Asked for his thoughts on Citi's past leadership, Pandit praised Prince's efforts to integrate the disparate pieces of Citi's business — a strategy largely being undone now with Citi looking to sell or wind down noncore assets and bad investments.

Prince wasn't the only former Citi CEO to win accolades from Pandit, who also acknowledged John Reed's knack for understanding consumers, and Sanford Weill's prowess in investment banking and emerging markets.

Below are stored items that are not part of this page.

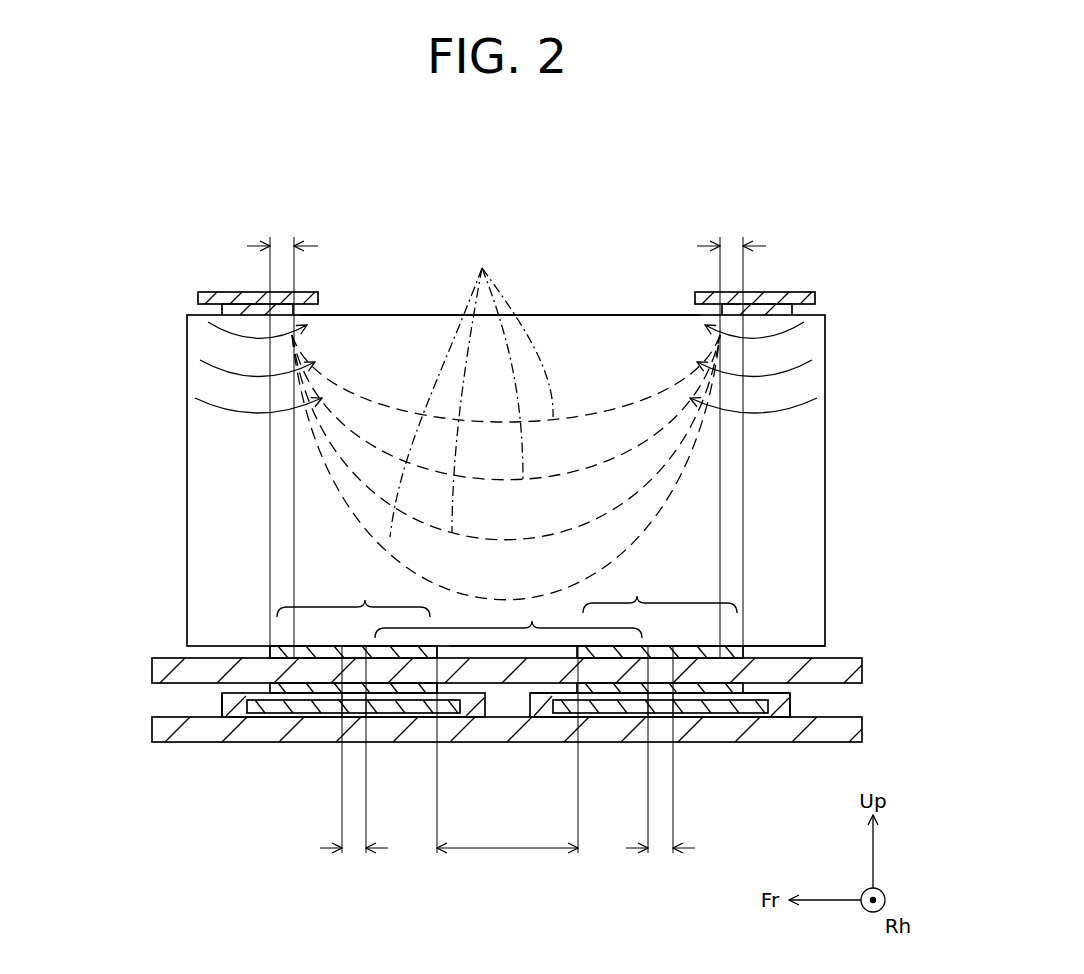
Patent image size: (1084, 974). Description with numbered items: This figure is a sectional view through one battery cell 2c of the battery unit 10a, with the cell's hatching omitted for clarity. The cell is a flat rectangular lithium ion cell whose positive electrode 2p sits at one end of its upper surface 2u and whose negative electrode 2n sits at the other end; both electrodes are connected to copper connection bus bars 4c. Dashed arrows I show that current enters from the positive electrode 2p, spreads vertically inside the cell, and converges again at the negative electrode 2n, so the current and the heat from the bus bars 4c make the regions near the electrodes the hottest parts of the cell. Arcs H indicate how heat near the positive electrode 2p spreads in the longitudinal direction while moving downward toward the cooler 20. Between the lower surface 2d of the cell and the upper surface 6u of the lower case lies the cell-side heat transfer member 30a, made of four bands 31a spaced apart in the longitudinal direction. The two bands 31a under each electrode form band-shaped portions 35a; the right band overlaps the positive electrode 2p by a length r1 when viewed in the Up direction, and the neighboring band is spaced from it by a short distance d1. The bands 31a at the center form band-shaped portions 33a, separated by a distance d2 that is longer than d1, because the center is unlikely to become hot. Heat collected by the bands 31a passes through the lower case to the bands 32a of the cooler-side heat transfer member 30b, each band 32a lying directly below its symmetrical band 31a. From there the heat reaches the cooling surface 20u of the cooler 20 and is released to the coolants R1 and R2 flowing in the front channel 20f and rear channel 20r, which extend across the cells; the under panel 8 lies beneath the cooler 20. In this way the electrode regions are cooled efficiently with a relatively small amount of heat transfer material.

The battery unit 10a is at (150, 244).
The battery cell 2c is at (192, 433).
The upper surface of case 2u is at (565, 315).
The lower surface 2d is at (818, 650).
The negative electrode 2n is at (228, 312).
The positive electrode 2p is at (813, 307).
The connection bus bar 4c is at (208, 294).
The arcs H is at (213, 338).
The dashed arrows I is at (482, 290).
The cell-side heat transfer member 30a is at (250, 653).
The band 31a is at (380, 650).
The band-shaped portions 35a is at (365, 590).
The band-shaped portions 33a is at (531, 617).
The upper surface 6u is at (162, 666).
The cooler-side heat transfer member 30b is at (250, 688).
The cooler 20 is at (803, 705).
The front channel 20f is at (240, 710).
The rear channel 20r is at (775, 706).
The cooling surface 20u is at (773, 690).
The coolant R1 is at (262, 708).
The coolant R2 is at (754, 707).
The band 32a is at (286, 722).
The under panel 8 is at (196, 730).
The length r1 is at (506, 437).
The distance d1 is at (507, 766).
The distance d2 is at (507, 766).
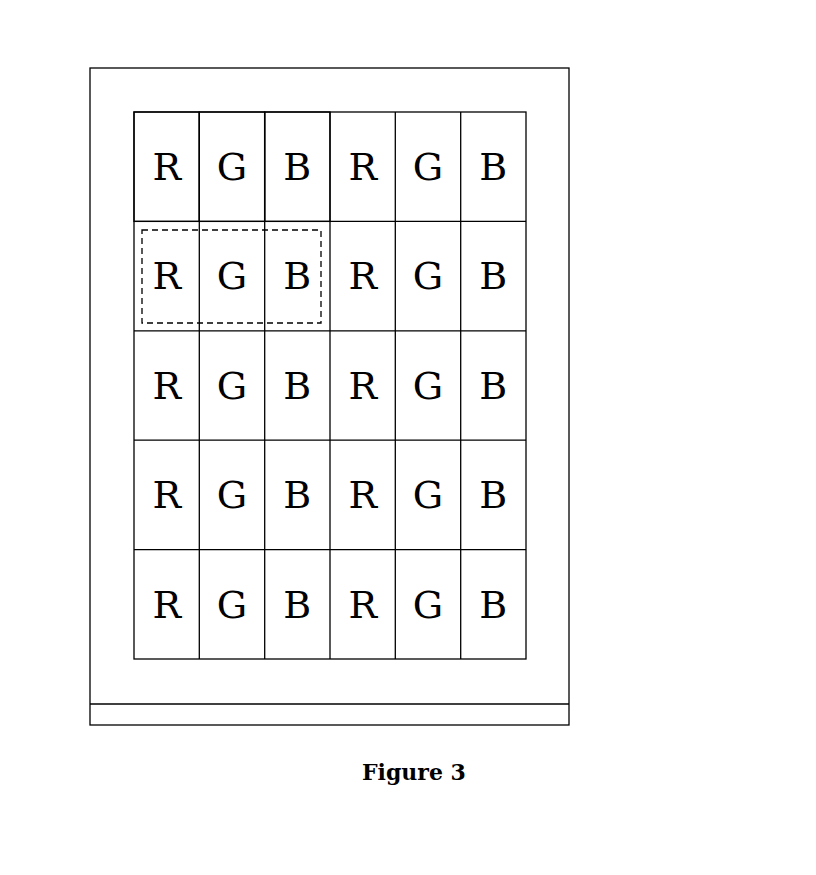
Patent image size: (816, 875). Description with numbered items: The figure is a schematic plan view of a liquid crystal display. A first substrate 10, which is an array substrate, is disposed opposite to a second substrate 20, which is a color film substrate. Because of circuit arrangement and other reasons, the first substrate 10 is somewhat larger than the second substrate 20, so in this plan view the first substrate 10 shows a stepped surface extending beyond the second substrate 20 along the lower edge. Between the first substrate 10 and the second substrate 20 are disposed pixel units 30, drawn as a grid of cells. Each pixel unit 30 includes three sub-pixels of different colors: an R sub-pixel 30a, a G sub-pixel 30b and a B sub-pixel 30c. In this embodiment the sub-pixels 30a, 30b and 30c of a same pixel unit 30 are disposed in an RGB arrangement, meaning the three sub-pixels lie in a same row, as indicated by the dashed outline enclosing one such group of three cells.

The first substrate 10 is at (569, 708).
The second substrate 20 is at (569, 186).
The pixel unit 30 is at (142, 268).
The R sub-pixel 30a is at (168, 135).
The G sub-pixel 30b is at (233, 135).
The B sub-pixel 30c is at (298, 135).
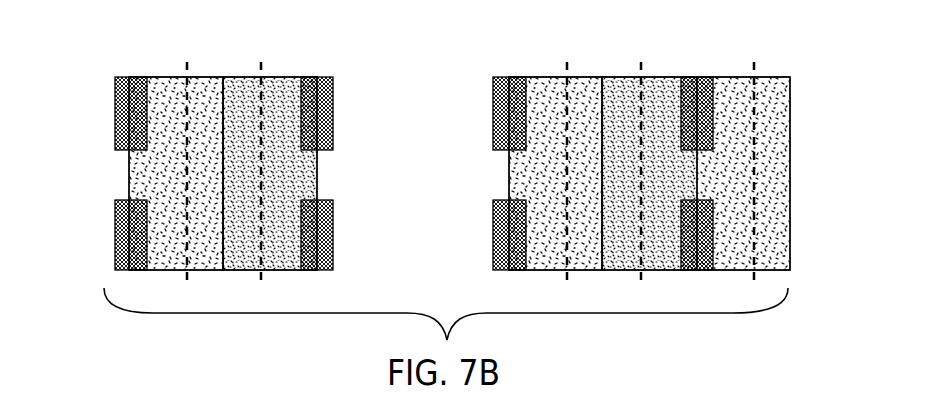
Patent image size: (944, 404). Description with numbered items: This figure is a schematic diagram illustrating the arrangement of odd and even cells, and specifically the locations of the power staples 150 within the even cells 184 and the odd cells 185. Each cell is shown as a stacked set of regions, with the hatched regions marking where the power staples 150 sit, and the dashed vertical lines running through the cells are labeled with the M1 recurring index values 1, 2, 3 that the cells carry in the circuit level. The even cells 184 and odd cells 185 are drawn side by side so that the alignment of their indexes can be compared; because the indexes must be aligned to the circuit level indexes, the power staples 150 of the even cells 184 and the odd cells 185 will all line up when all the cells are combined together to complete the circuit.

The power staples 150 is at (104, 212).
The even cells 184 is at (328, 172).
The odd cells 185 is at (802, 137).
The M1 recurring index 1 is at (417, 150).
The M1 recurring index 2 is at (471, 158).
The M1 recurring index 3 is at (451, 158).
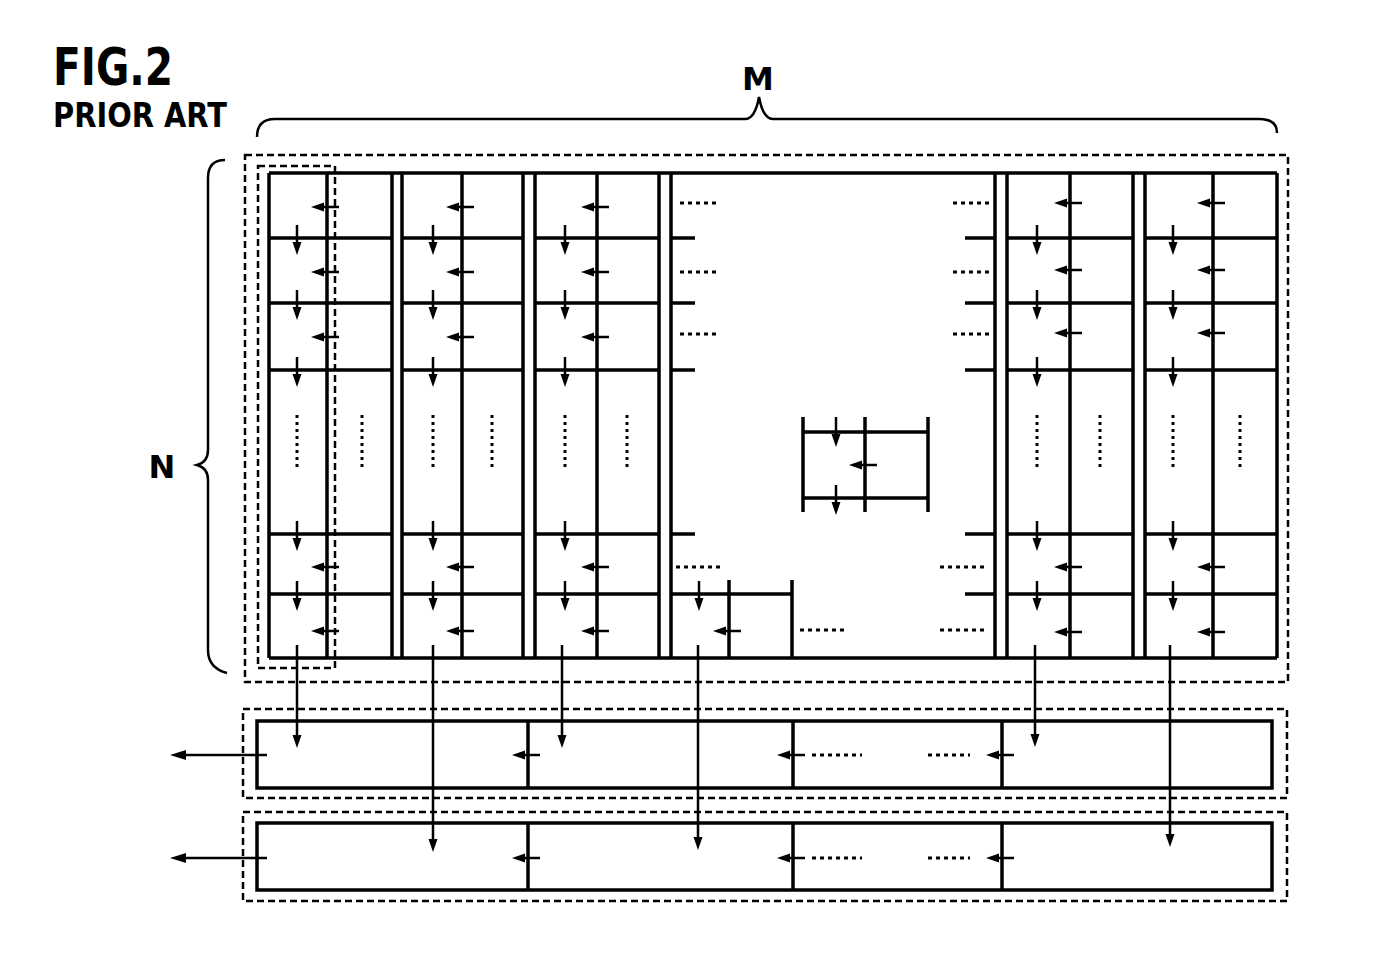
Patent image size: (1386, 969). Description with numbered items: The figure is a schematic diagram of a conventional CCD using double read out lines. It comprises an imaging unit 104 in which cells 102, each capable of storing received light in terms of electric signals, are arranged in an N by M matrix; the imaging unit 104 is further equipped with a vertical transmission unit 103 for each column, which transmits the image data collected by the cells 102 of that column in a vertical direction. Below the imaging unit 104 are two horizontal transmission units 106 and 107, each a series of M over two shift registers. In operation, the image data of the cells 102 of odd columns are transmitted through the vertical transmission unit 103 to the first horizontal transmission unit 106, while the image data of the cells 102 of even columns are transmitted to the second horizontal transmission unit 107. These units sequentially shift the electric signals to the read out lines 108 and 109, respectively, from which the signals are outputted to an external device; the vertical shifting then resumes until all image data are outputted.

The cell 102 is at (1263, 187).
The vertical transmission unit 103 is at (245, 252).
The imaging unit 104 is at (1288, 262).
The first horizontal transmission unit 106 is at (1287, 745).
The second horizontal transmission unit 107 is at (1287, 845).
The read out line 108 is at (192, 758).
The read out line 109 is at (192, 861).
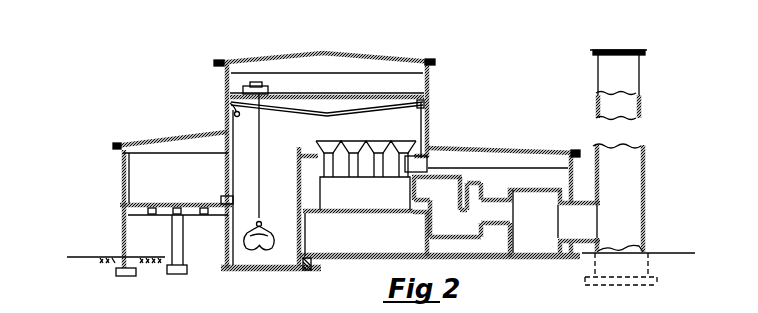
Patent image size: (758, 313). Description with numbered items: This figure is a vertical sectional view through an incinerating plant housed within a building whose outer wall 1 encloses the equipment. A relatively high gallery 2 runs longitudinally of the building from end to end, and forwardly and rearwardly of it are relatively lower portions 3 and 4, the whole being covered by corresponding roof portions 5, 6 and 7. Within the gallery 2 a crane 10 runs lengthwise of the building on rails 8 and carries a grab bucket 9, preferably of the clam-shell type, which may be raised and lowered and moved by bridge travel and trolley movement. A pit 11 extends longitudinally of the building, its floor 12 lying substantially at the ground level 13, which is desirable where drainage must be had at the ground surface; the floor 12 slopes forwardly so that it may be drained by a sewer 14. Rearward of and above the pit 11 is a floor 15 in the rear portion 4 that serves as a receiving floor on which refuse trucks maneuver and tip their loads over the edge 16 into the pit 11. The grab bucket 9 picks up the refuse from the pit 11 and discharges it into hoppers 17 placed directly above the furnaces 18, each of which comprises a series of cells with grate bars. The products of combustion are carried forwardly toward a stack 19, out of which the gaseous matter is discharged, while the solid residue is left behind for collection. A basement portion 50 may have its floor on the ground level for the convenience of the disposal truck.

The outer wall 1 is at (120, 230).
The gallery 2 is at (415, 87).
The lower portion 3 is at (515, 160).
The lower portion 4 is at (137, 163).
The roof portion 5 is at (363, 53).
The roof portion 6 is at (470, 148).
The roof portion 7 is at (165, 136).
The rails 8 is at (233, 107).
The grab bucket 9 is at (279, 238).
The crane 10 is at (297, 113).
The pit 11 is at (257, 272).
The floor of the pit 12 is at (284, 272).
The ground level 13 is at (75, 258).
The sewer 14 is at (308, 272).
The floor 15 is at (163, 203).
The edge 16 is at (249, 186).
The hoppers 17 is at (358, 141).
The furnaces 18 is at (358, 194).
The stack 19 is at (637, 175).
The basement portion 50 is at (440, 234).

But with that kind of leadership, how did Citi stumble so badly?

"Where we as a company went wrong was we probably overstayed some businesses too long, we probably overstayed some people too long and we got in at the top of the market" in too many investments, Pandit explained.

Cards and Causes

Capital One Financial Corp. is now letting its customers use their credit cards to help their local parent-teacher association.

The $171.9 billion-asset McLean, Va., company has partnered with OneCause.com, a rewards program for nonprofits, to offer customers credit cards custom designed to reflect the PTA at their local school.

Cardholders can also earn monetary rewards that go directly to their PTA by purchasing goods and services at merchants listed on OneCause.com.

Parents generally are already using a credit card to make purchases, and this helps them turn that into another way of giving back to their local community and their school, said Pam Girardo, a spokeswoman for Capital One.

Huntington Hire

Elizabeth Heller Allen has joined Huntington Bancshares Inc. of Columbus, Ohio, as its new head of communications.

Allen starts Monday. A guest lecturer at Northwestern University, she was previously vice president in charge of marketing and communications at Premier Health Partners, a Dayton, Ohio, hospital operator.

Allen will oversee internal and public communications as well as customer and government affairs.